Si les médias occidentaux et même sous régionaux sont audibles à travers le monde c’est parce que les autorités de ces pays ont mis le prix. Quand nos pays voisins comme le Sénégal et la Côte d’Ivoire consacrent des montants colossaux pour leur presse, le Mali lui choisit les vidéastes pour sa communication et n’a pas mis un kopeck dans la presse et cela depuis 2020. Vous ne pouvez pas demander à un journaliste qui est réduit en état de mendiant, qui se bat au quotidien pour sa survie, d’aller au front pour combattre celui qui est moralement requinqué et armé de tous les moyens logistiques, humains et financiers ? Les forces seront inégales et disproportionnées. Les premiers responsables devraient d’abord faire une petite évaluation pour savoir dans quelles conditions travaillent encore les quelques journaux qui paraissent, les quelques radios qui émettent avant de demander aux médias de faire un travail qu’ils ne sont pas à mesure de faire. Messieurs les premiers responsables des faîtières de la presse, savez-vous que quand des nombreuses rédactions de la presse classique, journaux, radios, ont mis la clef sous le paillasson faute des moyens, d’autres soldats de l’information et de la communication moins professionnels, se la coulent douce, au point d’exhiber leurs biens matériels sur les réseaux sociaux.

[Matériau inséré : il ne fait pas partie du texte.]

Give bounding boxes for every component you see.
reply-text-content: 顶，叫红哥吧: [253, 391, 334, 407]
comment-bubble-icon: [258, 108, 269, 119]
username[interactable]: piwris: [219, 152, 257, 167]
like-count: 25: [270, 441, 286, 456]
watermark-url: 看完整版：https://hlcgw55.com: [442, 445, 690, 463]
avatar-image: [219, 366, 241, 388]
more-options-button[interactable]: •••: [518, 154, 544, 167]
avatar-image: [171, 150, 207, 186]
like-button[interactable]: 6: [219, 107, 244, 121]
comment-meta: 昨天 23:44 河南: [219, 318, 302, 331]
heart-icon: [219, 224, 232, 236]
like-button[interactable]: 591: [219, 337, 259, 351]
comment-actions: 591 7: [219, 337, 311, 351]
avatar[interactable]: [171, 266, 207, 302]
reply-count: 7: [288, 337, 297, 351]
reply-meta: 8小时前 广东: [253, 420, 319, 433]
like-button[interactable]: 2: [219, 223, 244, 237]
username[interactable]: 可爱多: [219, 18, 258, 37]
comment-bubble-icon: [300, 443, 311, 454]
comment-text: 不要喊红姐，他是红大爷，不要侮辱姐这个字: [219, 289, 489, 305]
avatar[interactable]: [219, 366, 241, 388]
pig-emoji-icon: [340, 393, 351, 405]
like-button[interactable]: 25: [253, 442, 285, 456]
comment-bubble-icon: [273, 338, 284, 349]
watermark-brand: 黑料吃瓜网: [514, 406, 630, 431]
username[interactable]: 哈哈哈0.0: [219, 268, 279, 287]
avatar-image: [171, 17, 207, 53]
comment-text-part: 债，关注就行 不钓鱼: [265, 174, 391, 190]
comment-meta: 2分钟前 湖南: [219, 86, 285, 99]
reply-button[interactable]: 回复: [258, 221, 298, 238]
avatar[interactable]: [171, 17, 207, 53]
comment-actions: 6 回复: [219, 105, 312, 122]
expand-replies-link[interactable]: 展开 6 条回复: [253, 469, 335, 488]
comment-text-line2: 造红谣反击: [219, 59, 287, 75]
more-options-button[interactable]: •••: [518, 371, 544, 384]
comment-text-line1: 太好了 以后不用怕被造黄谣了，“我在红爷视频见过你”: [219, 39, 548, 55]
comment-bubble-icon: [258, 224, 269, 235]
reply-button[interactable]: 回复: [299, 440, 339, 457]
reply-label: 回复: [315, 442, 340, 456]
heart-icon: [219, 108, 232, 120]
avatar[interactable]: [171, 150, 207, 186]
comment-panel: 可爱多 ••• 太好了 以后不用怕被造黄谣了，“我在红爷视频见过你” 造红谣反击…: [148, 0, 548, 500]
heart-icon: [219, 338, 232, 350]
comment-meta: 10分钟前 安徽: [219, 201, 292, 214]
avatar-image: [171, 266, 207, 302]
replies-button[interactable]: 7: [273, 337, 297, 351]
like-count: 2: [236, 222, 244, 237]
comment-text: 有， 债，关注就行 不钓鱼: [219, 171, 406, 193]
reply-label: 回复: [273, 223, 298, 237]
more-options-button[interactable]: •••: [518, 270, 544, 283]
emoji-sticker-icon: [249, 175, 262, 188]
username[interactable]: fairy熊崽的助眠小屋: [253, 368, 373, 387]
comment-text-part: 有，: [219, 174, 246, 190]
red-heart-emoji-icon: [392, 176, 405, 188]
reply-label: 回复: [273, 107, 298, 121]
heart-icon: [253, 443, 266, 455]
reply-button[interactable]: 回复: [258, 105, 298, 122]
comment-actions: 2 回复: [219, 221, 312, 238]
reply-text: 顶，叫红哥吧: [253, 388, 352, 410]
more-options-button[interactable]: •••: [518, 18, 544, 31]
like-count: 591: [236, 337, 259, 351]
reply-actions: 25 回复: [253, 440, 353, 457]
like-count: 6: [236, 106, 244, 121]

La presse malienne classique a une glorieuse histoire. Elle a été pionnière de la démocratie, la voix des sans voix, la défenseuse des droits humains, mais aussi la rebelle à toute caporalisation. Pour rappel, la presse malienne a toujours joué sa partition dans l’édification d’un Mali démocratique. Elle a toujours été la sentinelle vigilante, la gardienne du temple, le quatrième pouvoir, l’éveilleuse de conscience. Messieurs les premiers responsables de la presse que vous inspirent ces noms de journaux, qui, hier faisaient la gloire de la presse comme : Les Échos, d’Alpha Oumar Konaré, le Républicain, de Tiébilé Dramé, l’Aurore, de Chouadou Traoré, Info Matin, de Sambi Touré, l’Indépendant, de Saouti Haïdara ? Pour ne citer que ces quelques noms qui ont bien résonné dans l’espace médiatique malien, qui non jamais cédé ni à la tentation, ni aux menaces, mais qui ont le patriotisme chevillé au corps. Leur glorieux héritage ne doit pas être bradé.